ESSAY IN MEMORY OF HON. SAMUEL KAYODE FAMILONI (SK), EKITI DIVISIONAL SECRETARY/TREASURER, WORLD WAR 2, WHO DIED SEVENTY YEARS AGO ON DECEMBER 12, 1955

SECURITY AND AGRARIAN CONFLICT IN THE TINUBU ERA. By ProfKAFamiloni (Research Assistant: ChatGPT)
December 12, 2025.
Introduction
The first years of President Bola Ahmed Tinubu’s administration have unfolded against the backdrop of a deepening rural security crisis and a long-running agrarian conflict that has reshaped Nigeria’s political economy of land, livelihoods and violence. Farmer–herder clashes, cattle rustling, banditry and kidnapping have combined to make large swathes of the countryside effectively ungoverned spaces.
These trends intersect with food insecurity, youth unemployment and the collapse of confidence in state institutions.Against this background, President Tinubu’s recent directive ordering a nationwide security overhaul and instructing the National Economic Council (NEC) to convert appropriate grazing reserves into ranches marks an important policy signal. It is, at least in intent, an attempt to treat security, agriculture and land use as an integrated problem rather than a series of disconnected crises.
This essay examines the significance and limits of that shift, the risks embedded in the current approach, and the reforms required if these directives are to translate into durable peace and rural transformation.Agrarian Conflict and the Nigerian State.
Historically, agrarian conflict in Nigeria has arisen at the intersection of three dynamics: ecological change, demographic pressure and institutional weakness.

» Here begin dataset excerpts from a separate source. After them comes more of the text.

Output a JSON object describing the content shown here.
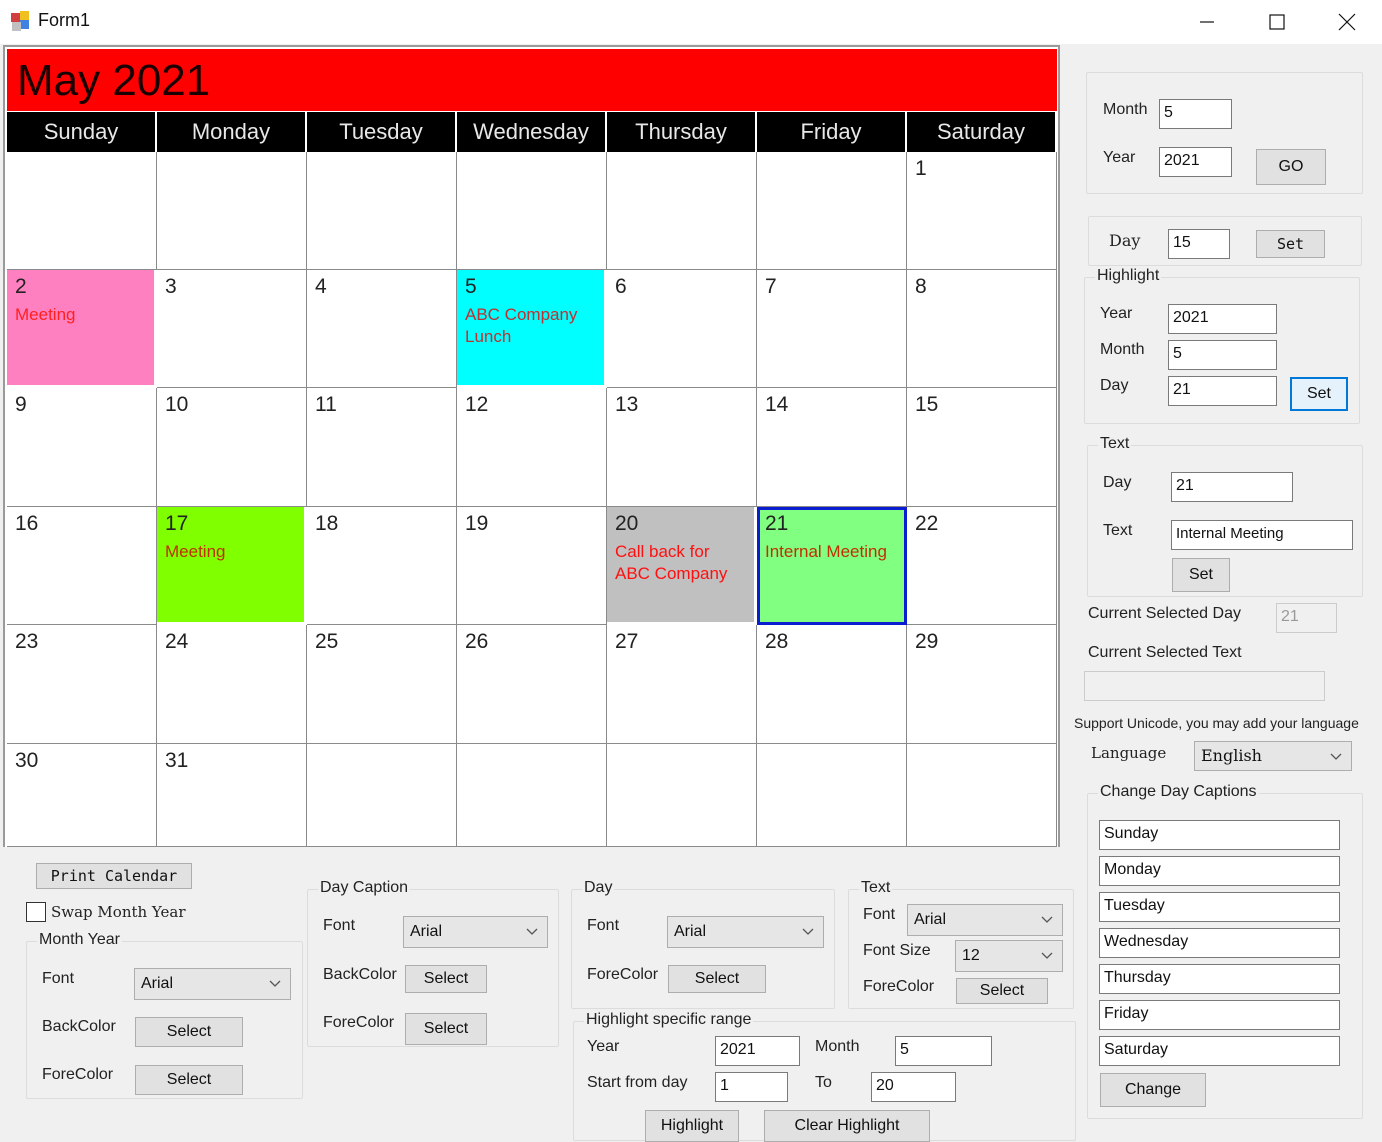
{
  "window": {
    "title": "Form1",
    "controls": [
      "minimize",
      "maximize",
      "close"
    ]
  },
  "calendar": {
    "header": "May 2021",
    "header_bg": "#ff0000",
    "day_captions": [
      "Sunday",
      "Monday",
      "Tuesday",
      "Wednesday",
      "Thursday",
      "Friday",
      "Saturday"
    ],
    "first_weekday_index": 6,
    "days_in_month": 31,
    "events": {
      "2": {
        "text": "Meeting",
        "bg": "#ff80c0",
        "fg": "#ff2020"
      },
      "5": {
        "text": "ABC Company Lunch",
        "bg": "#00ffff",
        "fg": "#c03030"
      },
      "17": {
        "text": "Meeting",
        "bg": "#80ff00",
        "fg": "#c03000"
      },
      "20": {
        "text": "Call back for ABC Company",
        "bg": "#c0c0c0",
        "fg": "#ff1010"
      },
      "21": {
        "text": "Internal Meeting",
        "bg": "#80ff80",
        "fg": "#c03000"
      }
    },
    "selected_day": 21,
    "selected_border": "#0a1ed0"
  },
  "nav": {
    "month_label": "Month",
    "month_value": "5",
    "year_label": "Year",
    "year_value": "2021",
    "go_label": "GO"
  },
  "day_set": {
    "day_label": "Day",
    "day_value": "15",
    "set_label": "Set"
  },
  "highlight": {
    "legend": "Highlight",
    "year_label": "Year",
    "year_value": "2021",
    "month_label": "Month",
    "month_value": "5",
    "day_label": "Day",
    "day_value": "21",
    "set_label": "Set"
  },
  "text_group": {
    "legend": "Text",
    "day_label": "Day",
    "day_value": "21",
    "text_label": "Text",
    "text_value": "Internal Meeting",
    "set_label": "Set"
  },
  "current": {
    "selected_day_label": "Current Selected Day",
    "selected_day_value": "21",
    "selected_text_label": "Current Selected Text",
    "selected_text_value": ""
  },
  "language": {
    "note": "Support Unicode, you may add your language",
    "label": "Language",
    "value": "English"
  },
  "change_captions": {
    "legend": "Change Day Captions",
    "values": [
      "Sunday",
      "Monday",
      "Tuesday",
      "Wednesday",
      "Thursday",
      "Friday",
      "Saturday"
    ],
    "change_label": "Change"
  },
  "bottom": {
    "print_label": "Print Calendar",
    "swap_label": "Swap Month Year",
    "swap_checked": false,
    "month_year": {
      "legend": "Month Year",
      "font_label": "Font",
      "font_value": "Arial",
      "backcolor_label": "BackColor",
      "backcolor_button": "Select",
      "forecolor_label": "ForeColor",
      "forecolor_button": "Select"
    },
    "day_caption": {
      "legend": "Day Caption",
      "font_label": "Font",
      "font_value": "Arial",
      "backcolor_label": "BackColor",
      "backcolor_button": "Select",
      "forecolor_label": "ForeColor",
      "forecolor_button": "Select"
    },
    "day": {
      "legend": "Day",
      "font_label": "Font",
      "font_value": "Arial",
      "forecolor_label": "ForeColor",
      "forecolor_button": "Select"
    },
    "text": {
      "legend": "Text",
      "font_label": "Font",
      "font_value": "Arial",
      "fontsize_label": "Font Size",
      "fontsize_value": "12",
      "forecolor_label": "ForeColor",
      "forecolor_button": "Select"
    },
    "range": {
      "legend": "Highlight specific range",
      "year_label": "Year",
      "year_value": "2021",
      "month_label": "Month",
      "month_value": "5",
      "start_label": "Start from day",
      "start_value": "1",
      "to_label": "To",
      "to_value": "20",
      "highlight_label": "Highlight",
      "clear_label": "Clear Highlight"
    }
  }
}
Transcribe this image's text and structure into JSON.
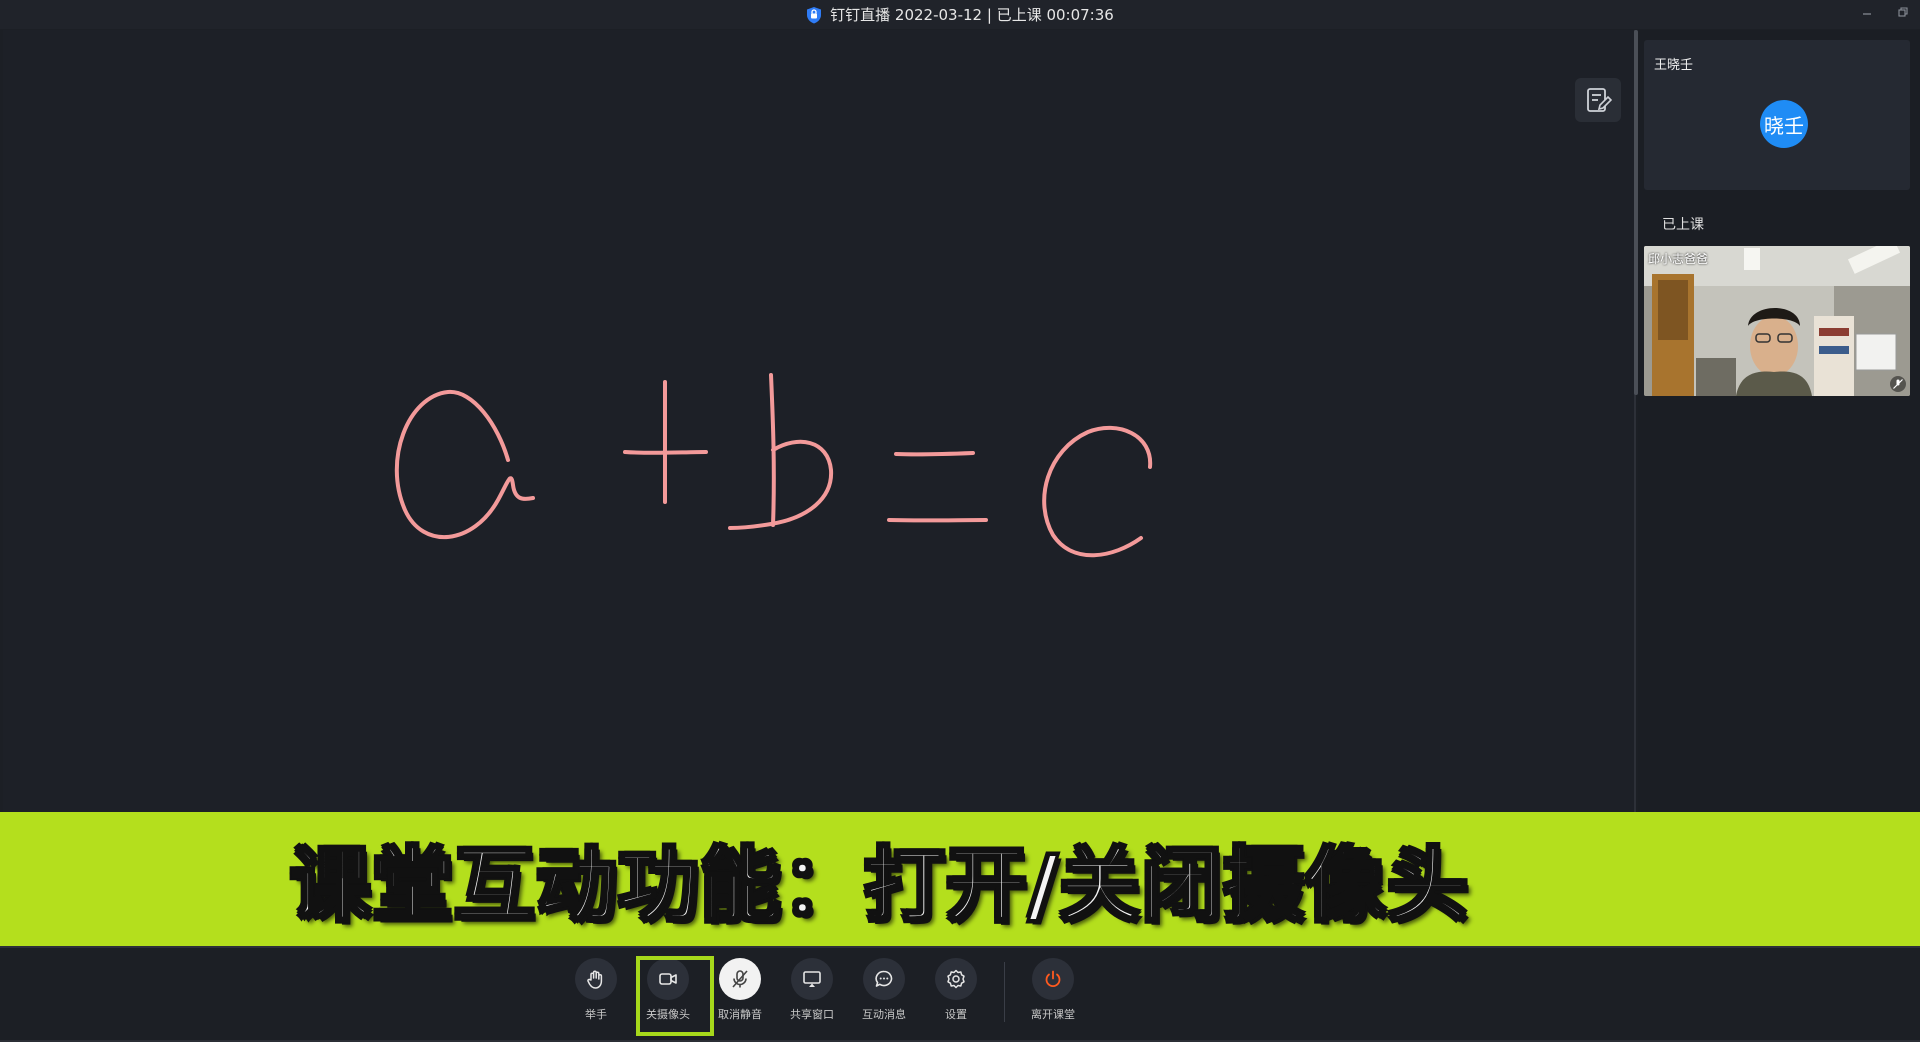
{
  "window": {
    "title": "钉钉直播 2022-03-12 | 已上课 00:07:36"
  },
  "board": {
    "drawing_text": "a + b = c",
    "ink_color": "#f39a9a"
  },
  "panel": {
    "host_name": "王晓壬",
    "host_avatar_text": "晓壬",
    "section_label": "已上课",
    "video_name": "邱小志爸爸"
  },
  "banner": {
    "text": "课堂互动功能：打开/关闭摄像头",
    "color": "#b4df1d"
  },
  "toolbar": {
    "raise_hand": "举手",
    "camera_off": "关摄像头",
    "unmute": "取消静音",
    "share_window": "共享窗口",
    "messages": "互动消息",
    "settings": "设置",
    "leave": "离开课堂"
  },
  "colors": {
    "accent_blue": "#1f8cf5",
    "leave_red": "#ff5a1f",
    "highlight_green": "#a6d81b"
  }
}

Climate variability and desertification in the northern belt have pushed pastoralist groups southwards in search of water and pasture. At the same time, population growth and commercial agriculture have intensified competition for land, wetlands and forest resources.In principle, the state should mediate these pressures through land-use planning, rural infrastructure, justice institutions and security provision. In practice, the Nigerian state has often been absent or predatory in rural areas.

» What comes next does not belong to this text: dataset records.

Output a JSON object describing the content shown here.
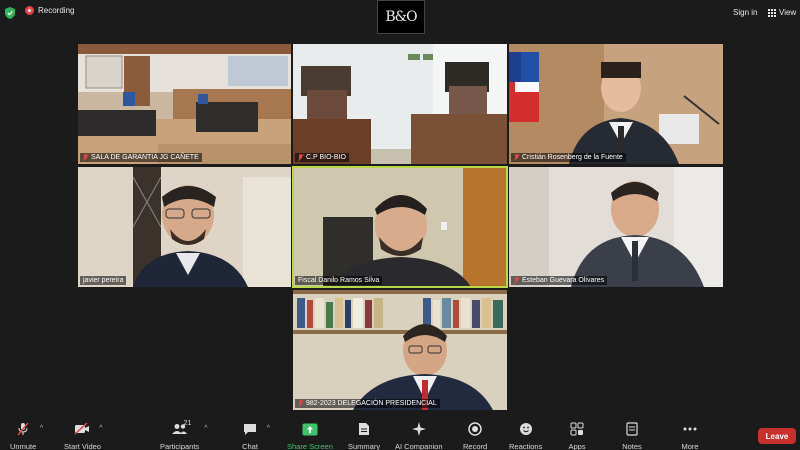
{
  "topbar": {
    "recording_label": "Recording",
    "logo_text": "B&O",
    "signin_label": "Sign in",
    "view_label": "View"
  },
  "participants": [
    {
      "name": "SALA DE GARANTIA JG CAÑETE",
      "muted": true
    },
    {
      "name": "C.P BIO-BIO",
      "muted": true
    },
    {
      "name": "Cristián Rosenberg de la Fuente",
      "muted": true
    },
    {
      "name": "javier pereira",
      "muted": false
    },
    {
      "name": "Fiscal Danilo Ramos Silva",
      "muted": false,
      "active_speaker": true
    },
    {
      "name": "Esteban Guevara Olivares",
      "muted": true
    },
    {
      "name": "982-2023 DELEGACIÓN PRESIDENCIAL",
      "muted": true
    }
  ],
  "toolbar": {
    "unmute_label": "Unmute",
    "start_video_label": "Start Video",
    "participants_label": "Participants",
    "participants_count": "21",
    "chat_label": "Chat",
    "share_screen_label": "Share Screen",
    "summary_label": "Summary",
    "ai_companion_label": "AI Companion",
    "record_label": "Record",
    "reactions_label": "Reactions",
    "apps_label": "Apps",
    "notes_label": "Notes",
    "more_label": "More",
    "leave_label": "Leave"
  },
  "colors": {
    "active_speaker_border": "#b8d84a",
    "leave": "#c8302b",
    "share_screen": "#3ec36a",
    "mute_indicator": "#e04646"
  }
}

The Land Use Act vests land in state governors, but land administration is opaque and heavily politicised. Local government structures are weak, while customary authorities have been drawn into factional local struggles.What might have been relatively low-level disputes over crops and grazing rights have therefore escalated into lethal farmer–herder conflicts, frequently overlaid by ethnic, religious and regional narratives. In many zones, these conflicts interact with kidnapping and banditry, as armed groups exploit the vacuum of authority in forests and rural corridors. The result is a crisis that is simultaneously agrarian and security-related.
From Grazing Routes to Ranching: A Tentative Policy Pivot
Earlier federal responses tended to emphasise the revival or protection of “grazing routes” and reserves designated in the 1960s and 1970s for pastoral movement. This approach has become increasingly untenable. Many of the historic grazing reserves have been encroached upon or transformed into towns, farms or industrial projects; mapping and boundaries are contested; and affected communities view any effort to re-establish such routes as an assault on their land rights.

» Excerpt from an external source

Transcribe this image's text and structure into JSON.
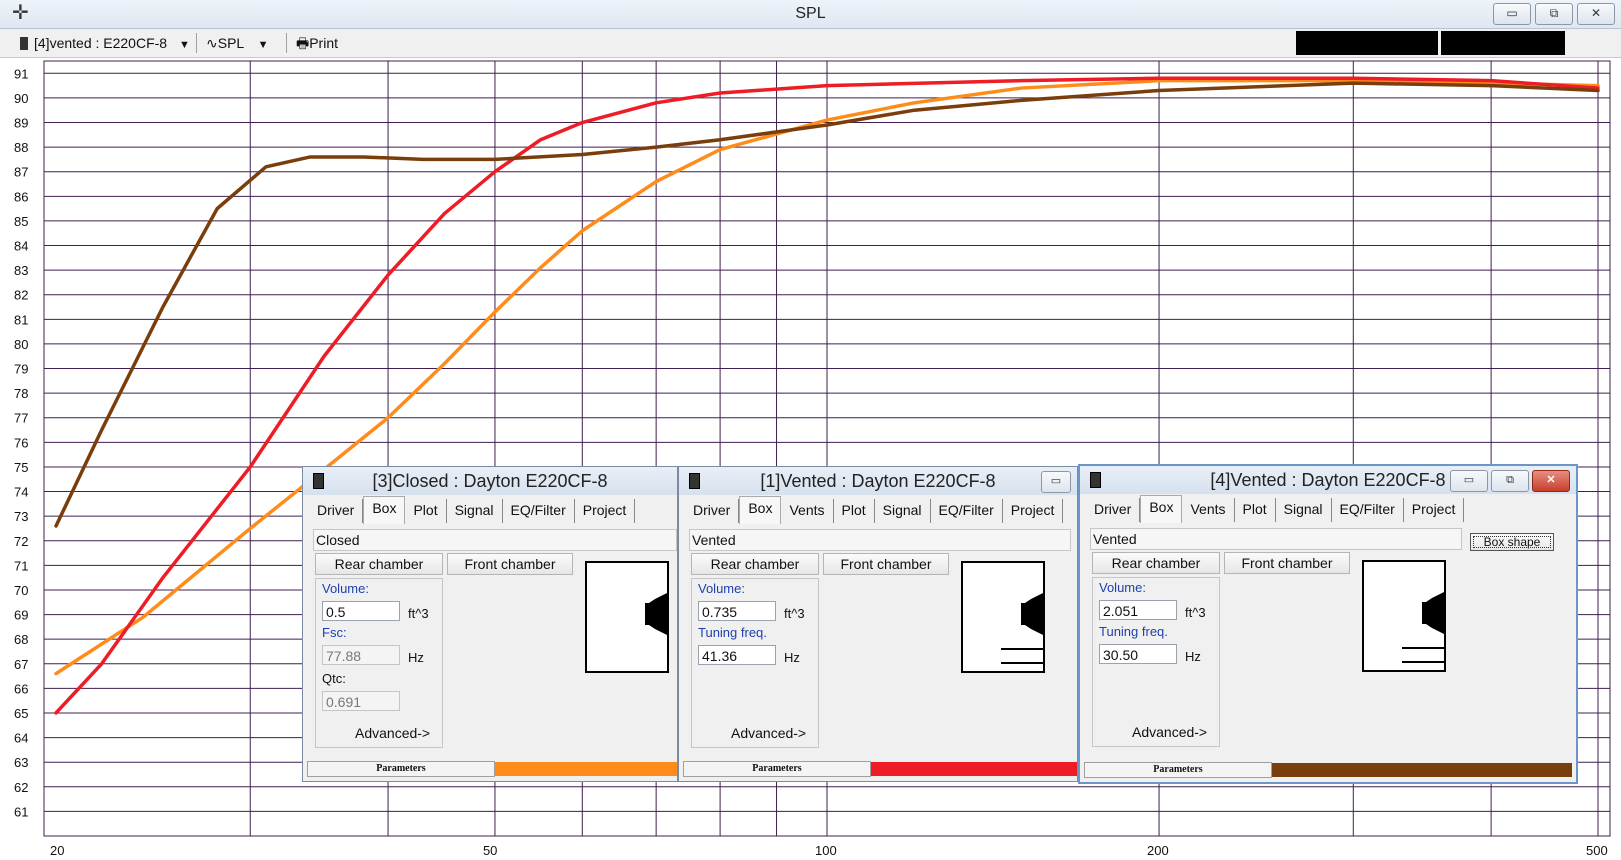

Tinubu’s directive appears to signal a pivot away from this outdated paradigm towards modern livestock systems based on ranching and livestock settlements. By mandating the NEC to work with state governments to identify existing grazing reserves and villages that can be rehabilitated and converted into ranches or livestock hubs, the administration aligns itself with international best practice and longstanding recommendations of Nigerian agricultural experts.
In principle, ranches allow for more intensive production, improved animal health, lower environmental degradation and better predictability of land use, while reducing friction between mobile herds and sedentary farmers.
Crucially, the President’s statement recognises that land is constitutionally vested in the states and that governors must decide which areas, if any, can be made available for such schemes. This acknowledgement is important. Attempts to impose livestock policies from Abuja in the past have run into fierce resistance, particularly in southern and Middle Belt states where memories of violent clashes are acute and where “grazing” has become a politically toxic term.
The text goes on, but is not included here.